🤖 AI Summary
To address the challenge of jointly ensuring QoS, energy efficiency, and resource fairness in UAV–satellite collaborative network slicing for 6G non-terrestrial networks, this paper proposes a hierarchical network slicing architecture that jointly optimizes UAV trajectory, transmit power, and spectrum allocation. We formulate a decentralized partially observable Markov decision process (POMDP) model and design a centralized-training-with-decentralized-execution multi-agent reinforcement learning algorithm leveraging multi-head attention mechanisms to enable efficient, adaptive resource coordination under dynamic environmental conditions.
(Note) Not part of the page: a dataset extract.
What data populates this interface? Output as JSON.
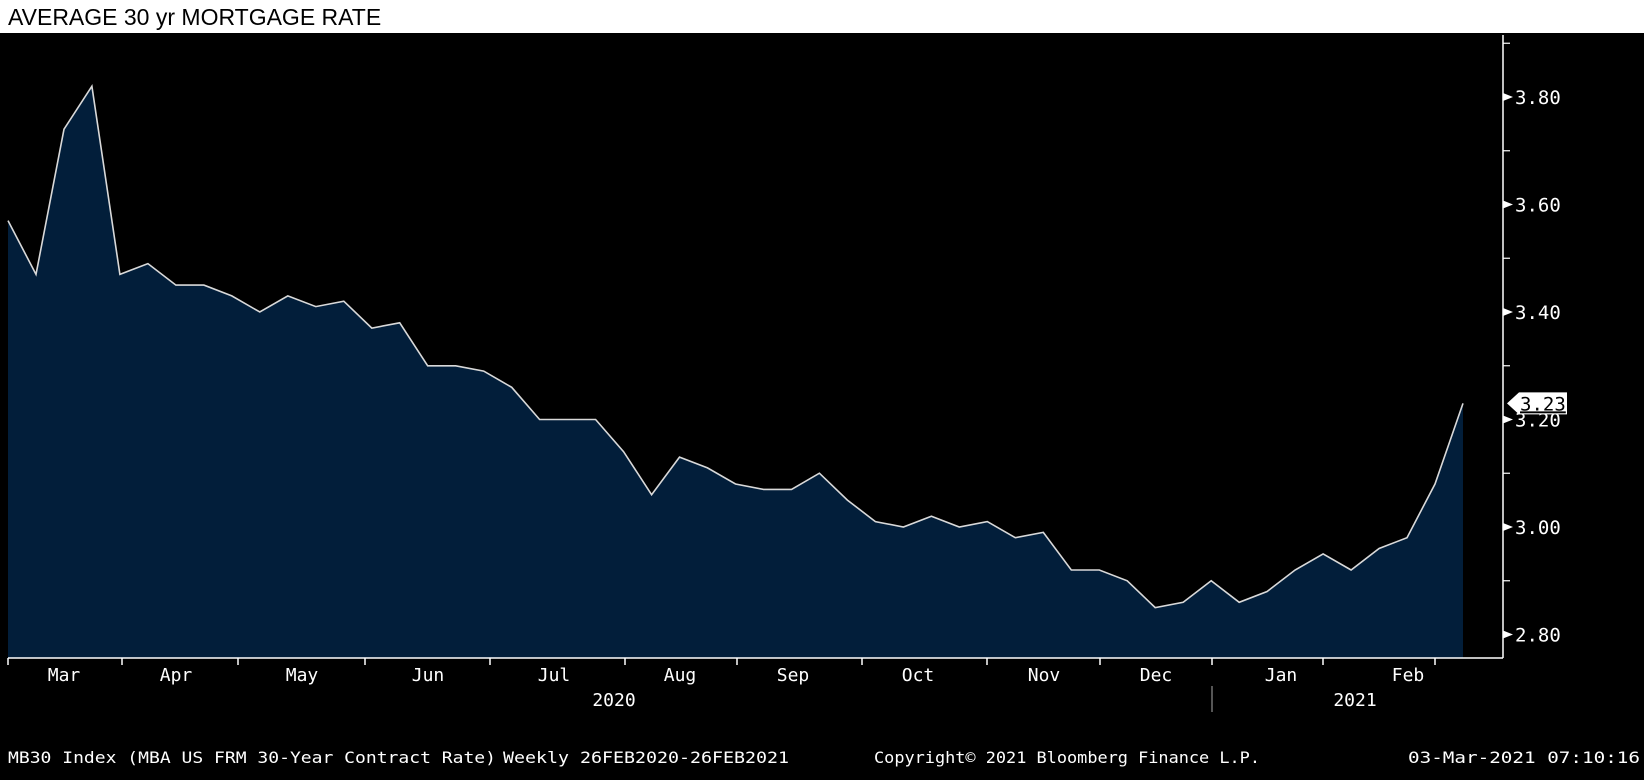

Experimental results demonstrate that the proposed method achieves up to a 33% improvement in cumulative reward, a 27.5% gain in energy efficiency, and a 19.8% increase in Jain’s fairness index over baseline approaches—thereby simultaneously enhancing service quality, energy sustainability, and resource allocation fairness.
📝 Abstract
Non terrestrial networks are critical for achieving global 6G coverage, yet efficient resource management in aerial and space environments remains challenging due to limited onboard power and dynamic operational conditions. Network slicing offers a promising solution for spectrum optimization in UAV based systems serving heterogeneous service demands. For that, this paper proposes a hierarchical network slicing framework for UAV satellite integrated networks supporting eMBB, URLLC, and mMTC services. Specifically, we formulate a joint optimization of UAV trajectory, transmission power, and spectrum allocation as a decentralized partially observable Markov decision process that ensures quality of service while minimizing energy consumption and maximizing resource fairness. To address the computational intractability and partial observability, we develop a multi agent deep reinforcement learning solution under the centralized training and decentralized execution paradigm. In the proposed system, UAV agents act as distributed actors coordinated by a shared critic operating with multi head attention mechanism at a low Earth orbit satellite. Experimental results then demonstrate that our approach outperforms existing methods by up to 33% in cumulative reward while achieving superior energy efficiency and fairness.